The Tough Topic

I always promised myself that I would try and be as honest as possible while documenting my CEO journey. That I would celebrate the ups and not sugar coat the downs. I have avoided blogging recently because this blog is a tough one to write, and it should not be, but the stigma around poor mental health still exists.

So why haven’t I been blogging? Well, life went and punched me in the face, kicked me in guts and stomped on my head (figuratively). You never want to admit that your metal health is your weakness, it’s hard to talk about with your friends, it’s difficult to articulate and when you try, you often just sounds crazy (yep, I said it).

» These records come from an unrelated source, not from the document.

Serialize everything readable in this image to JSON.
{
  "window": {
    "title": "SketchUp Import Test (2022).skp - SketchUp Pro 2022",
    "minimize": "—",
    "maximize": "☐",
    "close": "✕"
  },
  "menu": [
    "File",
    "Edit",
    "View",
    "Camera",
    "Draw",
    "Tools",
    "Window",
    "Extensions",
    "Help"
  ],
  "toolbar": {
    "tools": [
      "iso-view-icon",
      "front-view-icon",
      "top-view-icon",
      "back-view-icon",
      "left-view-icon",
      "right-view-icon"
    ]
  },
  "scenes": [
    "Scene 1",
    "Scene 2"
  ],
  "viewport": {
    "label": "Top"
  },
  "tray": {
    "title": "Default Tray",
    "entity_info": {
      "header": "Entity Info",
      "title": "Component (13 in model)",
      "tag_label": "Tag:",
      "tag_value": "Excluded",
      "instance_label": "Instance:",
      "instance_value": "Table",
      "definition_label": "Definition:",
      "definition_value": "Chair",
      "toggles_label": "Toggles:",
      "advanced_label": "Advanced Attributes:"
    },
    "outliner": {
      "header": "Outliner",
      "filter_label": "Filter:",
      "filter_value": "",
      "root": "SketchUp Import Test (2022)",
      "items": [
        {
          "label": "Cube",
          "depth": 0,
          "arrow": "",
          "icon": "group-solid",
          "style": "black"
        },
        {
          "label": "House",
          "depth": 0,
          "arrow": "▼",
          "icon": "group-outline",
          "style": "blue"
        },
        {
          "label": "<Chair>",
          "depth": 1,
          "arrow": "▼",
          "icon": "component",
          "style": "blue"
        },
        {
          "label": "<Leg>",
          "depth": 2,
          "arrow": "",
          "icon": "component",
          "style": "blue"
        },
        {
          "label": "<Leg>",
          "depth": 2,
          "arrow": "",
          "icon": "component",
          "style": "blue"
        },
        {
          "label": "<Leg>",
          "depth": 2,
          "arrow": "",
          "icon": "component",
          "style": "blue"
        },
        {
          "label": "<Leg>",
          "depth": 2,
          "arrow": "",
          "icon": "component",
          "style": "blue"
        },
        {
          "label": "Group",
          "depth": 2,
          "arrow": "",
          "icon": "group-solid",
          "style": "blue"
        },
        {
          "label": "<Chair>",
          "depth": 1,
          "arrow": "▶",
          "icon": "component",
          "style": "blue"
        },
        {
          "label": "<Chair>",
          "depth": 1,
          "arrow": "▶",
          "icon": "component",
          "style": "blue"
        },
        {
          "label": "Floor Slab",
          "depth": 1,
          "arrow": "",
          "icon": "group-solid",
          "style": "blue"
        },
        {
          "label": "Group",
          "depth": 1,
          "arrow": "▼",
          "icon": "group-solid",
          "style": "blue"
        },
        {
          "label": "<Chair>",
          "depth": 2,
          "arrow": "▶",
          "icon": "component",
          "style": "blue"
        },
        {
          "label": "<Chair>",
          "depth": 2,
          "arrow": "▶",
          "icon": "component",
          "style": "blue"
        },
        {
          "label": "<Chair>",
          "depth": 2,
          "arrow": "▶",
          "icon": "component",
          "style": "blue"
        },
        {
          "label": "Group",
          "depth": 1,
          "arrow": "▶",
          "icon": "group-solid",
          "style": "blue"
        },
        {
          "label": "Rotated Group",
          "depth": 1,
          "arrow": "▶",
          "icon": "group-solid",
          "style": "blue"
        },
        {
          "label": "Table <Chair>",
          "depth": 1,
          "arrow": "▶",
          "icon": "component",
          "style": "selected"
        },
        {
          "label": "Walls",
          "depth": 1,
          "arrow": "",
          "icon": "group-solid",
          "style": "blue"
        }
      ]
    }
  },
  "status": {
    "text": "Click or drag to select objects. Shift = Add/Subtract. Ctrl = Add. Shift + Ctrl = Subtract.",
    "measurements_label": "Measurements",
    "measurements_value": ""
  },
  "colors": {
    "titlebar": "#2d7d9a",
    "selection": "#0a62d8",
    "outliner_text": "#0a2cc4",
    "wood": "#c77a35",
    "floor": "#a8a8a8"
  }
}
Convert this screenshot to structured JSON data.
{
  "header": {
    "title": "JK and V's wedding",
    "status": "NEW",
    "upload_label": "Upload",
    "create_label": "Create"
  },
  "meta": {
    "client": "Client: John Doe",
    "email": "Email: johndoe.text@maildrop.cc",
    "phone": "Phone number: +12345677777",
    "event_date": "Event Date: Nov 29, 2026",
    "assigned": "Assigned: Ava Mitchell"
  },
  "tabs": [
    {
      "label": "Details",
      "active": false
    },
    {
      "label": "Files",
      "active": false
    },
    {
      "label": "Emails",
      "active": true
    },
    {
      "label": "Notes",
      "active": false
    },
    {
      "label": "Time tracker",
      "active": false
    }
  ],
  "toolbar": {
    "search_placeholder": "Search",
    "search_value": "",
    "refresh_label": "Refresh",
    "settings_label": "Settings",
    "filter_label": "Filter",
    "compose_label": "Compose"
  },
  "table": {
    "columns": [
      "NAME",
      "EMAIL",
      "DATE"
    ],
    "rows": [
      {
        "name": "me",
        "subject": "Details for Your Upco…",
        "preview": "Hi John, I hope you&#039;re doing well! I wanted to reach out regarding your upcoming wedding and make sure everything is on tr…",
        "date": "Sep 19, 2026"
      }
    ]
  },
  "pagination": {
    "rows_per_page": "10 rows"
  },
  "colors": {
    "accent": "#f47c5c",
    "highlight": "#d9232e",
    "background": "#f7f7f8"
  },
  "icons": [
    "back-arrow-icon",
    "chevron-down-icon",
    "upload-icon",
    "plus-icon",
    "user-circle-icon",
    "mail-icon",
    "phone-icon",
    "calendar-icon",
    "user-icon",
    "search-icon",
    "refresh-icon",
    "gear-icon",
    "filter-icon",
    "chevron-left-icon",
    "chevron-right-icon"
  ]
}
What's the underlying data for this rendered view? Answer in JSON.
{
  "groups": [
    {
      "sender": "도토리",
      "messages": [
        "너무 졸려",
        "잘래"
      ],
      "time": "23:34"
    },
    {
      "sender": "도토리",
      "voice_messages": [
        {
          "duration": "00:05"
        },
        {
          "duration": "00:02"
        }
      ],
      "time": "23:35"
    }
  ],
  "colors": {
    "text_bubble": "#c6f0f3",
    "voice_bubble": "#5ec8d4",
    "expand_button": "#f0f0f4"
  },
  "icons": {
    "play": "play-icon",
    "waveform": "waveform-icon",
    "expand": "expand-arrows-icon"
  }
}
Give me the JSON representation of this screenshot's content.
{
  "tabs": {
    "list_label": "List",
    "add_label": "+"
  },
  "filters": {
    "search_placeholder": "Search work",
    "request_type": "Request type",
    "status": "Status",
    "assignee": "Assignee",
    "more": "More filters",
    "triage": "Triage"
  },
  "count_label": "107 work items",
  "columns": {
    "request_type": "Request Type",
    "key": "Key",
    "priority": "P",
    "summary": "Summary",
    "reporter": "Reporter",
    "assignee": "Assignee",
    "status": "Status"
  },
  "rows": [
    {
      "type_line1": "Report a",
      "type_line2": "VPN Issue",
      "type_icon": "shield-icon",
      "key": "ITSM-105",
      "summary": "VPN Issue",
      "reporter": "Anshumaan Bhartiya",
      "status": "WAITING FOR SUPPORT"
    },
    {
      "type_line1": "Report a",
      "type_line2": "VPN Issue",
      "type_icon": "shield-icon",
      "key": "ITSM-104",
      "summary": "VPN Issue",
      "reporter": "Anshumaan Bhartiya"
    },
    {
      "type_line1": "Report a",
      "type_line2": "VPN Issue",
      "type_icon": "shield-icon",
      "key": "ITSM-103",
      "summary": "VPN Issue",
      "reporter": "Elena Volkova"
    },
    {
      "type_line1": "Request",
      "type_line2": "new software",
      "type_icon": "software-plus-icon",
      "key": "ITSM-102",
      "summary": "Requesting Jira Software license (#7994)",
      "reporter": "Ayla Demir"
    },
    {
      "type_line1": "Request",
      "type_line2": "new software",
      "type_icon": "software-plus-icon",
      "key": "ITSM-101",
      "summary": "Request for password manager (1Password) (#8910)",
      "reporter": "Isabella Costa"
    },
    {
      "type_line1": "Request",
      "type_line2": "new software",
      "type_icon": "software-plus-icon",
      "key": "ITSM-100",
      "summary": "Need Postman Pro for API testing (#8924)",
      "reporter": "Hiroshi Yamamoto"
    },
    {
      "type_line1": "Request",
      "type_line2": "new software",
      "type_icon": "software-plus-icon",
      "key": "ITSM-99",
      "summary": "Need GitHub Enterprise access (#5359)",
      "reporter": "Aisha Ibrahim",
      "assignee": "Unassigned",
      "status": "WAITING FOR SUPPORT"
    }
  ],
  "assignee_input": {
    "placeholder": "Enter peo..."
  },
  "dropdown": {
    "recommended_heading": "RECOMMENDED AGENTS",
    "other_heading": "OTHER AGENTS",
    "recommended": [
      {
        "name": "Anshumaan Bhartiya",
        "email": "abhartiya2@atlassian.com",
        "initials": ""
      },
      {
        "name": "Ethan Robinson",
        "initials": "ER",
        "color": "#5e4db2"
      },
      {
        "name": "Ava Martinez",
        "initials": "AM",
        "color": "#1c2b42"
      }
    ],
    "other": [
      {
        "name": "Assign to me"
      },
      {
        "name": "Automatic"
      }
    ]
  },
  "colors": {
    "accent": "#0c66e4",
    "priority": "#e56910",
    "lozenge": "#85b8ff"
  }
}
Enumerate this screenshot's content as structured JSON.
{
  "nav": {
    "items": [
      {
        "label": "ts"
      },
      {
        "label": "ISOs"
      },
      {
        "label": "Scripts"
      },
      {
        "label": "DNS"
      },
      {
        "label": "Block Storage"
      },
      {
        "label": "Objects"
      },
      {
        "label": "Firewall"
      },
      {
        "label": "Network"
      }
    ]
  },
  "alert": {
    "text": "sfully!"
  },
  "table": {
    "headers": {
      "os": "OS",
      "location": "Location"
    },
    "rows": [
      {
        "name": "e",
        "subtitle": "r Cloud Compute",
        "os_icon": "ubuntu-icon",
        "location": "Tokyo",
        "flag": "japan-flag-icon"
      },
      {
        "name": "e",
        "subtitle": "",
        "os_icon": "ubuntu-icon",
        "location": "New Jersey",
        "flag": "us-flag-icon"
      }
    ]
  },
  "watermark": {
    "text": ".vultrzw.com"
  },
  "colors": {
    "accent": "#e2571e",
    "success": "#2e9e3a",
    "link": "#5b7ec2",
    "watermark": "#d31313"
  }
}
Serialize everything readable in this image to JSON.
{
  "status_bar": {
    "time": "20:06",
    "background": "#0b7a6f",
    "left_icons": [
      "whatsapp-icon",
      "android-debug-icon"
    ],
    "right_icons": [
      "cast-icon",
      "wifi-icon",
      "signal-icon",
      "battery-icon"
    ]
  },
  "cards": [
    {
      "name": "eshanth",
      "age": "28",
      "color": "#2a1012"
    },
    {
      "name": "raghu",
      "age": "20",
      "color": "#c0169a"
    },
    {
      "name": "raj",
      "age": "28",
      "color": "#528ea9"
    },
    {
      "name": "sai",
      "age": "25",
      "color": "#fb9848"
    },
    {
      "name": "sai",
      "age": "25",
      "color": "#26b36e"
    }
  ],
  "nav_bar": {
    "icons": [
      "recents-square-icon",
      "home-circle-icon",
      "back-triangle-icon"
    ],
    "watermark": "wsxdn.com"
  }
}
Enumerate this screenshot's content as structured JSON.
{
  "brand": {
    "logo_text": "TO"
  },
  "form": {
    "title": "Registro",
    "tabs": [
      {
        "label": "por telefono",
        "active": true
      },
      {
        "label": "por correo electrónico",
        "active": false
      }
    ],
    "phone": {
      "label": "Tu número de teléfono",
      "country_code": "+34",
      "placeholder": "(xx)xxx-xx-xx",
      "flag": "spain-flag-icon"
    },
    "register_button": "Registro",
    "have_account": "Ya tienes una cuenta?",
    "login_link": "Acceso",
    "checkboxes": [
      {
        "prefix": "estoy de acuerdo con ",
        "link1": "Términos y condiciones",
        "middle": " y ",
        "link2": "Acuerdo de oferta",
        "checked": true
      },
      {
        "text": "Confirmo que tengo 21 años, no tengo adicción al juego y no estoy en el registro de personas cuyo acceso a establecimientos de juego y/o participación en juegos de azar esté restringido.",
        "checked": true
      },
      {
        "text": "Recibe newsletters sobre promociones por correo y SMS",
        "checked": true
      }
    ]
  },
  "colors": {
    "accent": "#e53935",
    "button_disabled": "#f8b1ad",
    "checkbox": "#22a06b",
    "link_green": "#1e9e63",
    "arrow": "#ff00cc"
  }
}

So, instead of tell you about how shit life has been and why the chemicals in my brain aren’t working they way they should, I want to write about all of the positives that have come out of this time.

  1. I’ve had to admit to my friends that I’ve been struggling and they have been super supportive.
  2. I’ve picked up an amazing, young, vibrant life coach who is freakin amazing! She has been a bit of a life line! Check her out:http://www.alchemywithsian.com.au/
  3. My counsellor is back on board and as quirky as ever, hypnotherapy anyone?
  4. My family has my back, you guys rock!
  5. I’ve been forced to look inside, question and re-examine why I do and think what I do and think.

So, it’s not all negative, it’s definitely not all positive though either. Some days are more of a struggle then others and unfortunately today is one of those. But, tomorrow is another day, a clean slate to start again.

2 thoughts on “The Tough Topic

  1. Hey Monica. Thanks for blogging again. There are valleys between every mountain top. Thanks for being brave and sharing the valleys. Just keep writing. There’s gold in the valleys and when we dig it out and share it we will change lives.